A Monmouth Poll released Sunday found that Mr. Trump is leading his closest rival, Mr. Kasich, by a 30 percent-to-14 percent margin. They are followed by Mr. Rubio and Mr. Bush, who are both at 13 percent, and Mr. Cruz at 12 percent.

From there it drops off to Mr. Christie at 6 percent, former Hewlett-Packard CEO Carly Fiorina with 5 percent and retired neurosurgeon Ben Carson garnering 4 percent.

The poll did not reflect voters’ response to the GOP presidential debate.

Mr. Trump, who is seeking a clear win after finishing second in Iowa, celebrated his debate performance during a rally at Plymouth State University, saying “even people who hate me gave me good marks — isn’t that amazing?”

“One of them said, ‘He won the debate. I can’t stand it, I can’t stand it,’” he said. “They were almost crying.”

Mr. Trump led in the polls in Iowa ahead of voting there but fell short in the caucuses, which are a test of campaigns’ organizational strength. New Hampshire holds a primary, for which such virtues matter less.

Mr. Bush continued to paint himself as the anti-Trump, while Mr. Kasich continued to strike an optimistic note, saying that he has shown the ability to bring people together to get things done.

“We are all connected. Everybody on this earth is connected. We are all just part of a mosaic in a moment of time, and when people are broken, it hurts all of us,” Mr. Kasich said.
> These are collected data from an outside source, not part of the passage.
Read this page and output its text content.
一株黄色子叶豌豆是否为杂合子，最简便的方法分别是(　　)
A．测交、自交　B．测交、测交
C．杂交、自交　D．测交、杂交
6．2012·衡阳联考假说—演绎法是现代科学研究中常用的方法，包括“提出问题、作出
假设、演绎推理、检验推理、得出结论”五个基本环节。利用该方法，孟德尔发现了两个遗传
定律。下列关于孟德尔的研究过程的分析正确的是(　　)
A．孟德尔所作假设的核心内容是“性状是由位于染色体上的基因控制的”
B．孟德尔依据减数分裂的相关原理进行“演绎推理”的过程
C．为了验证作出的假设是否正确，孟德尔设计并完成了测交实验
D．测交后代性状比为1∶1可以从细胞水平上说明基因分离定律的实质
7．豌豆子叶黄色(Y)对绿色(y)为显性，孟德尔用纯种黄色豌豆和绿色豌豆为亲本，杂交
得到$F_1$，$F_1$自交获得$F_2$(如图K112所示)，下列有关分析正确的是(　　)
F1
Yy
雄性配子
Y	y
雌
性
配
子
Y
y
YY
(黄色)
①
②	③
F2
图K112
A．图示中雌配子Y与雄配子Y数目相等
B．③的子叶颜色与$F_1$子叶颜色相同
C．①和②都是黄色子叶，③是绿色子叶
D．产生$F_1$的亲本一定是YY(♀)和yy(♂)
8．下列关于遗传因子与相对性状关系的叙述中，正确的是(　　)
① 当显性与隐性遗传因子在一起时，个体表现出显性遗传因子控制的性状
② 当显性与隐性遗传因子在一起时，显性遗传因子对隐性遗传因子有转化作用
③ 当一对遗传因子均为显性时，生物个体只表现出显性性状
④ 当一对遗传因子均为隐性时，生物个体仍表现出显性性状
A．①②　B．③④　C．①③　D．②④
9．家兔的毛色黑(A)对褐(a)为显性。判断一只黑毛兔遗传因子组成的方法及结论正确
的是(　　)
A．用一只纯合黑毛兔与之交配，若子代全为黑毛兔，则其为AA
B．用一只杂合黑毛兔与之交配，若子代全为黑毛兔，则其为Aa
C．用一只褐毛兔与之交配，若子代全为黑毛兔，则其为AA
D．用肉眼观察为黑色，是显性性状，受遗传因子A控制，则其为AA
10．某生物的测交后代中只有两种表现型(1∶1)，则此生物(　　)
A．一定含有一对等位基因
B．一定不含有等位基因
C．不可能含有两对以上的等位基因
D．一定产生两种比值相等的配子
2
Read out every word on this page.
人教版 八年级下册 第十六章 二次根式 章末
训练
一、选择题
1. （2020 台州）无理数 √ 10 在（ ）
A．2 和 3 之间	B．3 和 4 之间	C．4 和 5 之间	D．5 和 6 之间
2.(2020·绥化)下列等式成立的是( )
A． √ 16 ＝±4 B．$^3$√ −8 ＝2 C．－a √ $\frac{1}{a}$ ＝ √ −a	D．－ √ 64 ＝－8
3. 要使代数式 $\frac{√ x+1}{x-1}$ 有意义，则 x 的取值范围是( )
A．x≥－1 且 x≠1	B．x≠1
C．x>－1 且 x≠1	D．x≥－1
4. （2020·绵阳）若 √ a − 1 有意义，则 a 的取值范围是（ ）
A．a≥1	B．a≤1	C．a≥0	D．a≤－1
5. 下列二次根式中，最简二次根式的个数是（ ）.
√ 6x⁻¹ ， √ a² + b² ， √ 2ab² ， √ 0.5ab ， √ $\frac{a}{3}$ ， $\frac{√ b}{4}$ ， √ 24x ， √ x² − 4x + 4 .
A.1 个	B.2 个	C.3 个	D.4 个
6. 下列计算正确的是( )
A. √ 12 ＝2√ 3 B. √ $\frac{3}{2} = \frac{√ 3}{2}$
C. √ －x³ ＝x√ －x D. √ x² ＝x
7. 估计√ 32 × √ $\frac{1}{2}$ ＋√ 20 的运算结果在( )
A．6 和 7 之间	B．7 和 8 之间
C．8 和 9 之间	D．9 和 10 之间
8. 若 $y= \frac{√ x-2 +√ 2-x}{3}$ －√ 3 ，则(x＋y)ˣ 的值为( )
In Saturday’s debate, Mr. Christie got the best of his exchange with Mr. Rubio, who he warned is too inexperienced to be president and slammed him for trying to defend himself with canned responses.

Less than 24 hours later, Mr. Christie called himself a reliable — and stinky — old truck he said the GOP can ride to victory in November, navigating the mud he predicted Mrs. Clinton will sling.

“Do you want the old truck or the new truck to get you through that mud?” Mr. Christie said. “You nominate this old truck, and let me tell you what is going to happen: I am [going to] get through that mud, and I’m going to run here right over on my way to the White House.”